Unlike the revolution of the Earth around the sun, the New Right revolutions are not seeking to return to a prior location. For neo-reactionaries, modernity is a dark age characterized by the rule of the weak over the strong: Technological rationality allows for an “objective” method of return to the “proper” structures of power that precede modernity’s enfeebling democracy (e.g: monarchy, aristocracy) without any material turn away from capitalist science and industry. Though seemingly opposed to the avowed myth-making and heroic irrationalism of Nazi philosophy, we see in both the neo-reactionaries’ techno-fetishism and Hollow Earth anti-Semitic cosmology a claim toward the “one true science” that has been perverted or silenced by the masses. Aryan or technological, “scientific truth” proves equally helpful in revealing the motions of heavenly bodies as appointing their deserving masters.

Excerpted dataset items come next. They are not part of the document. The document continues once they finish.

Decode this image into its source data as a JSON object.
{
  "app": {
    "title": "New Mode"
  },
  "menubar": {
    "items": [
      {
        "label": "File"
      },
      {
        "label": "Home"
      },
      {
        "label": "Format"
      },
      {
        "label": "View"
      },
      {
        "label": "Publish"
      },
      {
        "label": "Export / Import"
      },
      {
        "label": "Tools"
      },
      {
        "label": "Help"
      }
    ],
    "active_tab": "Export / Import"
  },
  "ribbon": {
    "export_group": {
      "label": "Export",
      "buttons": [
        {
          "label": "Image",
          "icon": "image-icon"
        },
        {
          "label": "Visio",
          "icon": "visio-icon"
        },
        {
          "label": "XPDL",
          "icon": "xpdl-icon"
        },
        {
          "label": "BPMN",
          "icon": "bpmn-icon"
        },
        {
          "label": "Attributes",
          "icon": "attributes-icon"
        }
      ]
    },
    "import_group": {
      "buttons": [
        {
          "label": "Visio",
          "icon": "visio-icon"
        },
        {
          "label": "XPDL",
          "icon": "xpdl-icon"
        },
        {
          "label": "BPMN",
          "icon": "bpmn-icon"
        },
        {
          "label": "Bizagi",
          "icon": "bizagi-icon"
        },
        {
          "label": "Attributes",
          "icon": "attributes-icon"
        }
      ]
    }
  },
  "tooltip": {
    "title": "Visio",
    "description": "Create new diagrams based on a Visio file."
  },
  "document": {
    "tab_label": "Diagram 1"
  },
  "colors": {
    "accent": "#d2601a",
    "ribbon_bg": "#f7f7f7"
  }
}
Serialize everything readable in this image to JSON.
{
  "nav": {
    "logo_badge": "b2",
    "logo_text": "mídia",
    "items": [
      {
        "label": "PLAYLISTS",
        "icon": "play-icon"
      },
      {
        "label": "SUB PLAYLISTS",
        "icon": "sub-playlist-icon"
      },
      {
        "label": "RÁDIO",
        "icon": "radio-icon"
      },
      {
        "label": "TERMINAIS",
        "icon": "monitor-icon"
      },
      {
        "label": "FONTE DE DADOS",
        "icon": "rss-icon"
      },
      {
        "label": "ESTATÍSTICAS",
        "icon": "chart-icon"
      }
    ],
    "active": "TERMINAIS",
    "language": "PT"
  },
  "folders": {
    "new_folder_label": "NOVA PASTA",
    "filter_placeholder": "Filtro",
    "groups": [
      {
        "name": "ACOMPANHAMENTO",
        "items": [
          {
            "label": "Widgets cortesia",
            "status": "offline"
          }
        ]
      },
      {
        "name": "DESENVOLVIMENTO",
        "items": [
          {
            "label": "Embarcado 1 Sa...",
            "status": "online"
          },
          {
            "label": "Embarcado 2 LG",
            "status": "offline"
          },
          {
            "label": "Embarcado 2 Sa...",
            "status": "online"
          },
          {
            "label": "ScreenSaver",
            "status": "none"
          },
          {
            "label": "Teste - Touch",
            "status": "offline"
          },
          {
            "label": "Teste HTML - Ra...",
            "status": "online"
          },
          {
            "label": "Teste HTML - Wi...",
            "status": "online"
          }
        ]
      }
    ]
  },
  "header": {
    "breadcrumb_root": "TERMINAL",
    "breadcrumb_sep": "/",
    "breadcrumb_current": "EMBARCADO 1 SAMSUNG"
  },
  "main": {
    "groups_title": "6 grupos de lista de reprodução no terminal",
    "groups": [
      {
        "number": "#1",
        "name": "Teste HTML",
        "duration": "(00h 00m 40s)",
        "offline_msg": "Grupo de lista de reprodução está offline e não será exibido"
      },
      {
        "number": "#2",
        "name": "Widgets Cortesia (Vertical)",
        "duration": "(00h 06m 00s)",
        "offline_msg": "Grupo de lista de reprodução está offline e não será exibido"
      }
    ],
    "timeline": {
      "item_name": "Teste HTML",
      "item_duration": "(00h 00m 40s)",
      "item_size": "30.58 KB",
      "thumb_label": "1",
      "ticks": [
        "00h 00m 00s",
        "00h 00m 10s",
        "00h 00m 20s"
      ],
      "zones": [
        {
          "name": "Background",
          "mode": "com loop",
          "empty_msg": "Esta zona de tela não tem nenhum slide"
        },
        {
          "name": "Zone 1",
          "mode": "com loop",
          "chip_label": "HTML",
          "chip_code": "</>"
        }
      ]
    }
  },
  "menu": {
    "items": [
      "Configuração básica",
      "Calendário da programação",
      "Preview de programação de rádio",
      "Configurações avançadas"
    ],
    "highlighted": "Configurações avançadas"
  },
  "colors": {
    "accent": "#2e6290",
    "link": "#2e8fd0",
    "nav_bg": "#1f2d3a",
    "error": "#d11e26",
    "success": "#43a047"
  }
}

These ideas are not exclusive to certain corners of the Internet but have a broad enough appeal to be the central logic behind a Hollywood blockbuster. On a quest to save humanity from an Earth consumed with “blight,” Interstellar’s Carhartt-wearing übermensch Cooper (Matthew McConaughey) flies through a mysterious wormhole to a solar system with a black hole at its center. In suicidal sacrifice, he flies into the heart of that black sun, allowing his instruments to gather data essential to the development of quantum physics. He wakes up in a hospital bed and hears the crack of a baseball bat. Looking out the window, he sees children playing baseball in an American suburb recreated in a space station. He reunites with his daughter, now over a hundred years old, who tells him his sacrifice has saved humanity.

Interstellar’s paligentic Lazarus Project seems to argue that science will save humanity from itself, but the project only succeeds through a revelation of ultimate truth, achieved through faith, suicidal heroism, and the primacy of filial love. The home-exile dialectic is overcome, but domination remains. The issues of class, race, and patriarchy are clearly outside of Christopher Nolan’s abilities to portray. The reactionary project similarly burrows into the nationalist dirt: The U.S. flag flies proudly beside the flag of the scientific future above a new suburb, same as the old suburb but with no actual urban core: a perfect white outpost built in the cold darkness of space.

Through cult ritual, black suns, or wormholes these fascists expect to find shortcuts around the chaos of humans acting freely together. But even in the autonomous council such ideologies recur, seeking always to restore some “natural” hierarchy. Today it’s clear that the future order of society is in the grassroots, but the soil and sunlight are still up for grabs.